Dating, being engaged to, and marrying a U.S. Marine is not easy, nor is it a typical relationship. There are no opportunities to go out on cute dates, have a movie weekend, or just have someone to be there for you when life gets chaotic. Usually, you can depend on your boyfriend or girlfriend to be supportive when stresses become too much to handle or comforting when you end up in the hospital from an illness. There is none of that when committing to a Marine. Despite not having a conventional relationship many relationships survive the various tests of military life.
I have often heard that I have been drafted into the Marine Corps while he chose to enlist. I was forced to accept all their rules and the harsh reality when I wanted nothing to do with the military in the first place. He had three months to learn how to be a Marine while I was thrown into the gauntlet. No useful information is given, you never know what is happening, and you are expected to know every rule showing respect towards rank and those in uniform with no preparation at all.
Acceptance has been key to dealing with all of this. I had to accept completely that I would never be the number one priority in a military personnel’s life, his specifically. The Corps always comes first, no matter what. The Corps does not care if I made plans six months ago, am having a baby, or even if someone dies in some cases. He signed his life over when he signed his signature on those enlistment papers. He does not get to come home every night, and he certainly is not allowed to take days off to see me, when I am able to fly to wherever he is. He can ask all he wants, but more often than not, he will be denied. I cannot touch him in public, especially while he is in uniform, this includes any type of holding, kissing, basically no displays of affection. He is government property until the day he retires, and even then he will always partially be theirs. I just have to accept all of these conditions without question.
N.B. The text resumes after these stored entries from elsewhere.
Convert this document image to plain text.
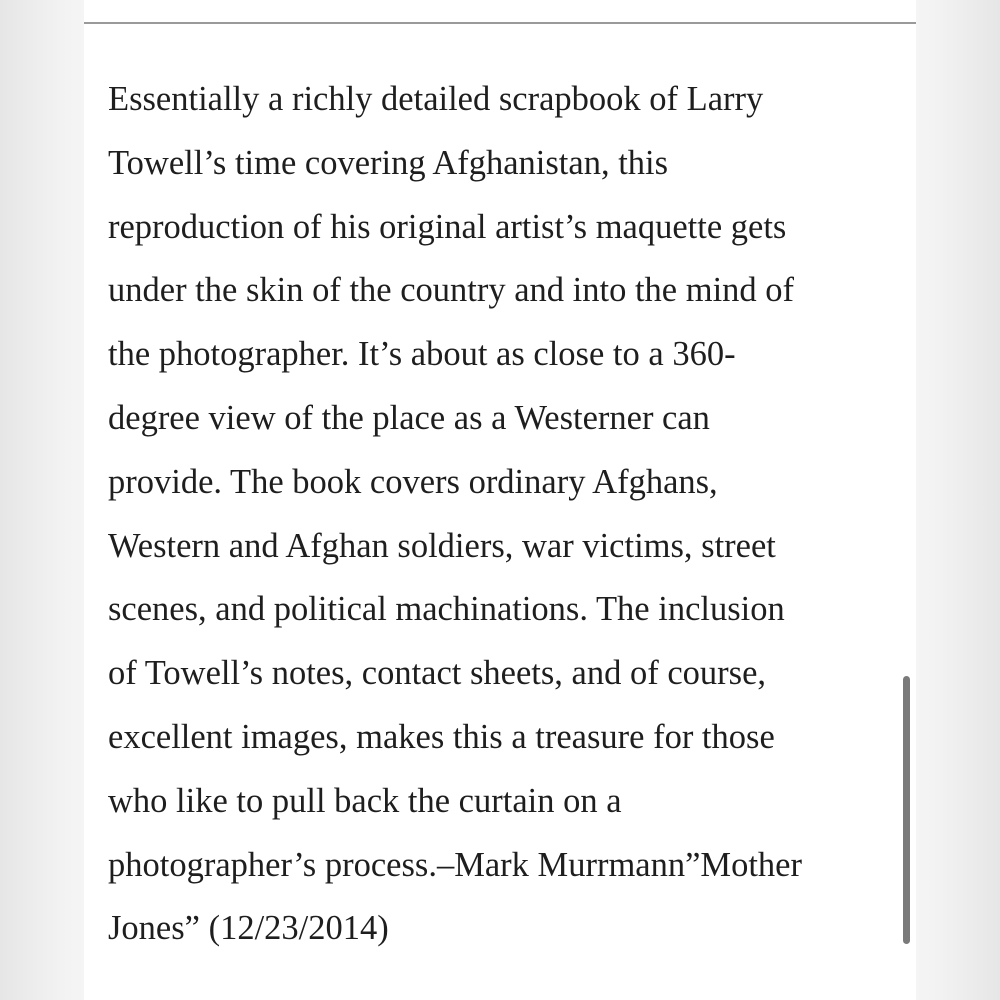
Essentially a richly detailed scrapbook of Larry
Towell’s time covering Afghanistan, this
reproduction of his original artist’s maquette gets
under the skin of the country and into the mind of
the photographer. It’s about as close to a 360-
degree view of the place as a Westerner can
provide. The book covers ordinary Afghans,
Western and Afghan soldiers, war victims, street
scenes, and political machinations. The inclusion
of Towell’s notes, contact sheets, and of course,
excellent images, makes this a treasure for those
who like to pull back the curtain on a
photographer’s process.–Mark Murrmann”Mother
Jones” (12/23/2014)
Is this fair? Is this a healthy relationship? Most people would answer no to both of those questions, but there are some out there who know what a great person they are with. Military significant others are drafted into a bad situation and will always get the short end of the stick, but they realize how important their relationship is to them. While it may not be the picture perfect relationship, men and women in a similar situation to mine, know how far their heart can stretch and how strong mentally, and emotionally they really are.
Overall, people should not be so quick to judge others based on the visibility of their relationships. We should be considerate and kind to others because we never know what another person is going through.